OJK Bongkar Modus Fraud Pinjol: Direksi PT CMB Didakwa Pencatatan Palsu & Penyaluran Dana Fiktif
Otoritas Jasa Keuangan (OJK) secara resmi menyeret perusahaan pinjaman online (pinjol) PT CMB ke pengadilan atas dugaan penipuan. Kasus ini mengungkap praktik pencatatan palsu dan penyaluran dana fiktif yang melibatkan Direktur Utama perusahaan berinisial YS. Langkah hukum ini menandai tekanan regulator yang semakin nyata terhadap praktik curang di sektor fintech lending yang kerap bermasalah.

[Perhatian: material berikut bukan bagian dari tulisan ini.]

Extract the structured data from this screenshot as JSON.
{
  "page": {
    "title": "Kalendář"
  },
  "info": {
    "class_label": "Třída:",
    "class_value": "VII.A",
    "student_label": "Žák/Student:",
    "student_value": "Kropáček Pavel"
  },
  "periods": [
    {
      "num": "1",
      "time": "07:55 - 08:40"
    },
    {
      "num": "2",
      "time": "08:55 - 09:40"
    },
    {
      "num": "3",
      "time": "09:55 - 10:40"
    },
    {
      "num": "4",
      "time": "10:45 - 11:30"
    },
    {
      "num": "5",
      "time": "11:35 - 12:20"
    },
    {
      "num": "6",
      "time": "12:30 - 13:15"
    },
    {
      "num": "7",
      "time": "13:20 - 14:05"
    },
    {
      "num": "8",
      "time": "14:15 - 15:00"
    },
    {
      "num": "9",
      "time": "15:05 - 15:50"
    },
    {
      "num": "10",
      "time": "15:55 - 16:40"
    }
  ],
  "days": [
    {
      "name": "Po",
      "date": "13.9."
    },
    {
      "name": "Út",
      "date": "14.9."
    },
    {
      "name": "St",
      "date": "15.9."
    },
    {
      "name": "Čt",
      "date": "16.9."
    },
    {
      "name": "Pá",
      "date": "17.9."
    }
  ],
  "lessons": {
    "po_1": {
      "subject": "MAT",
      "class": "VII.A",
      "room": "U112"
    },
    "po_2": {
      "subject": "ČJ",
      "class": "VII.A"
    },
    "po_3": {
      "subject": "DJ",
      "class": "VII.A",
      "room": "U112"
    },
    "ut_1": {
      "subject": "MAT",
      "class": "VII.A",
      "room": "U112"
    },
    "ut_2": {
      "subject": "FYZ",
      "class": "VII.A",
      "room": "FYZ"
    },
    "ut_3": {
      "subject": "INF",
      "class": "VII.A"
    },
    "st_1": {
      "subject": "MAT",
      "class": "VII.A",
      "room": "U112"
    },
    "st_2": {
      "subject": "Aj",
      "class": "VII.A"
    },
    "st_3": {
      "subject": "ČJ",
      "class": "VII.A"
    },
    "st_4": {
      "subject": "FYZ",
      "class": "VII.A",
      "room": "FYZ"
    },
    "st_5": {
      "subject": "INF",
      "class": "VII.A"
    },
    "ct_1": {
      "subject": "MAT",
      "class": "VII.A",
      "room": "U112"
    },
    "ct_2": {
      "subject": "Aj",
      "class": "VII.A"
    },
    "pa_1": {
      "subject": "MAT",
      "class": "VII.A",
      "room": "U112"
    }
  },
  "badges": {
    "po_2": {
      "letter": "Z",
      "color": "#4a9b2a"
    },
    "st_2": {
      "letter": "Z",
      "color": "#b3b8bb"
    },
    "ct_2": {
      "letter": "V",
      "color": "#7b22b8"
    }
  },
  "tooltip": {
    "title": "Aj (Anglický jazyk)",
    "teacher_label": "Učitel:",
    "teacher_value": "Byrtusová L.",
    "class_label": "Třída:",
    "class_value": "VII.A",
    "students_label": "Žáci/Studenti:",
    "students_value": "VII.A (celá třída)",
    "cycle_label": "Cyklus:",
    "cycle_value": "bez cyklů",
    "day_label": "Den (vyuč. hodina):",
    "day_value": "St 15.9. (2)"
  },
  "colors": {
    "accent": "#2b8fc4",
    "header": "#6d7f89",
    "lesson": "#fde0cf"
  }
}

Kronologi yang diungkap OJK menunjukkan bahwa dugaan fraud ini bukan sekadar pelanggaran administratif ringan. Direktur Utama YS diduga terlibat langsung dalam merekayasa pencatatan transaksi dan menyalurkan dana yang tidak riil. Modus operandi ini berpotensi besar merugikan konsumen dan mengganggu integritas data industri. PT CMB kini harus menghadapi proses hukum yang bisa berujung pada sanksi berat, termasuk pencabutan izin operasi.
Kasus PT CMB menjadi sinyal peringatan keras bagi ratusan perusahaan pinjol lain di Indonesia. OJK tampaknya sedang memperketat pengawasan dan tidak segan menempuh jalur hukum untuk kasus yang melibatkan kecurangan sistematis oleh jajaran direksi. Tekanan ini berisiko memicu gelombang pemeriksaan lebih mendalam terhadap praktik pencatatan dan penyaluran dana di sektor ini, yang dapat mengungkap lebih banyak lagi pelanggaran serupa.